It's every cable operator's nightmare: It's Super Bowl Sunday. Millions of viewers are camped out in front of their TVs. Parties have been organized around what is arguably the premier TV event of the year. Then the cable goes out.
A scene like that could cost a cable company dearly in its fight for respectability in the customer service war, undoing several years of efforts to improve network reliability, picture quality and service levels. It's the type of problem newspapers and TV stations love to report, and contributes to cable's image as an outage-plagued service.
It doesn't have to be that way. Improved products and components, fiber-rich architectures, back-up power supplies and new policies and craft procedures are now putting the 99.99 percent reliability benchmark within a cable operator's grasp. But is that important? Do cable systems have to actually reach that lofty mark to be perceived as reliable? And where did this perhaps unrealistic goal come from, anyway?

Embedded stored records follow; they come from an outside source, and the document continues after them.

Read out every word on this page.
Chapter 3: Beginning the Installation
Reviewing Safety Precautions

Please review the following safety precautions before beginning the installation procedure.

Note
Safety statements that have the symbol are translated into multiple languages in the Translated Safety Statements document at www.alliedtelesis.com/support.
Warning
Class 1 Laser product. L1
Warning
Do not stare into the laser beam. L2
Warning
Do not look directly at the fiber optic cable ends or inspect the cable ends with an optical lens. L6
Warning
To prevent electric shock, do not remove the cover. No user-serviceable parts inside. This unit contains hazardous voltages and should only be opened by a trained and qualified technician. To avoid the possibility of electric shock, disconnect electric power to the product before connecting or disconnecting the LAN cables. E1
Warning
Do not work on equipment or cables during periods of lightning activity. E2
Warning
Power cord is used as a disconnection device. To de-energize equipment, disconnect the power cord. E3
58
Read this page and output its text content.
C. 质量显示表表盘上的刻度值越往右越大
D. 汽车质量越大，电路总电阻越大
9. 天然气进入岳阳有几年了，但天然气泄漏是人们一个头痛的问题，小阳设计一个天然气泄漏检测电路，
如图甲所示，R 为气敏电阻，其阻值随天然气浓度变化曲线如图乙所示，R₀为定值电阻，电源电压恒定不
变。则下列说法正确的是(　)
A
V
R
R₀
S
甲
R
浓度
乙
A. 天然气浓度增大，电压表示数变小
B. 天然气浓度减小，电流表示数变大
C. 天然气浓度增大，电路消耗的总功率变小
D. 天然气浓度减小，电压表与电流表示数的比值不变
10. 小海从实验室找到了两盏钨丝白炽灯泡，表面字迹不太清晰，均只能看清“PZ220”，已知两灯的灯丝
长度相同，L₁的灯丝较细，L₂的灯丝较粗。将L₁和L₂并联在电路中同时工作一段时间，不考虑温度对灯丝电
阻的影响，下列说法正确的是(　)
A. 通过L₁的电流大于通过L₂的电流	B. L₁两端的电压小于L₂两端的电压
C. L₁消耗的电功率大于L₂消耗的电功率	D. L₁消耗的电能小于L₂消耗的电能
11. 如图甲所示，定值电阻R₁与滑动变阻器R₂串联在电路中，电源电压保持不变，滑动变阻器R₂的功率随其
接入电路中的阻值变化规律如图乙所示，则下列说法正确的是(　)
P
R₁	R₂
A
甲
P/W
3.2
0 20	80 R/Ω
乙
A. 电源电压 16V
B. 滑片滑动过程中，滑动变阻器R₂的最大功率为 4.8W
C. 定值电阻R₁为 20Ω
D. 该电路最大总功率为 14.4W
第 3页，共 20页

Addressing the latter question first, the 99.99 percent figure came from specifications written by Bellcore as a goal that manufacturers should engineer their equipment to achieve. But the number was chosen arbitrarily as opposed to being mandated by either government regulation or carrier request.
Nevertheless, the telephone companies have done a masterful job of implying that their networks routinely reach the "four 9s," but in reality, they probably don't even come close to achieving that mark, which equates to 53 minutes of outage time per year. No one outside of the telephone companies knows for sure, because they're not required to report overall availability figures to anyone.
In fact, when measuring system availability, telco mathematicians factor out the network switching fabric, as well as the customer premise equipment. Problems with commercial power also don't count. And the clock doesn't start ticking until the first customer calls to report an outage.
The cable industry, on the other hand, is faced with a number of challenges before it will ever be perceived as a reliable network. First, people watch TV much more than they use the telephone, so they're more likely to notice a cable outage. If there's a problem with the phone, the caller is greeted with a fast busy signal and simply redials to re-establish a conversation; but with a TV outage, the viewer has forever missed a portion of the event.
Research and some early studies of cable systems has shown that significant strides can be made in network availability by shoring up four major areas: plant power, network architecture, replacing aging coaxial cable and simply altering craft practices and procedures to be more mindful of their effects on the plant.
By far, the biggest bugaboo for operators is power. Commercial power quality varies greatly by location, and many areas are prone to short outages that might go unnoticed by consumers, but can interrupt bitstreams or telephony conversations.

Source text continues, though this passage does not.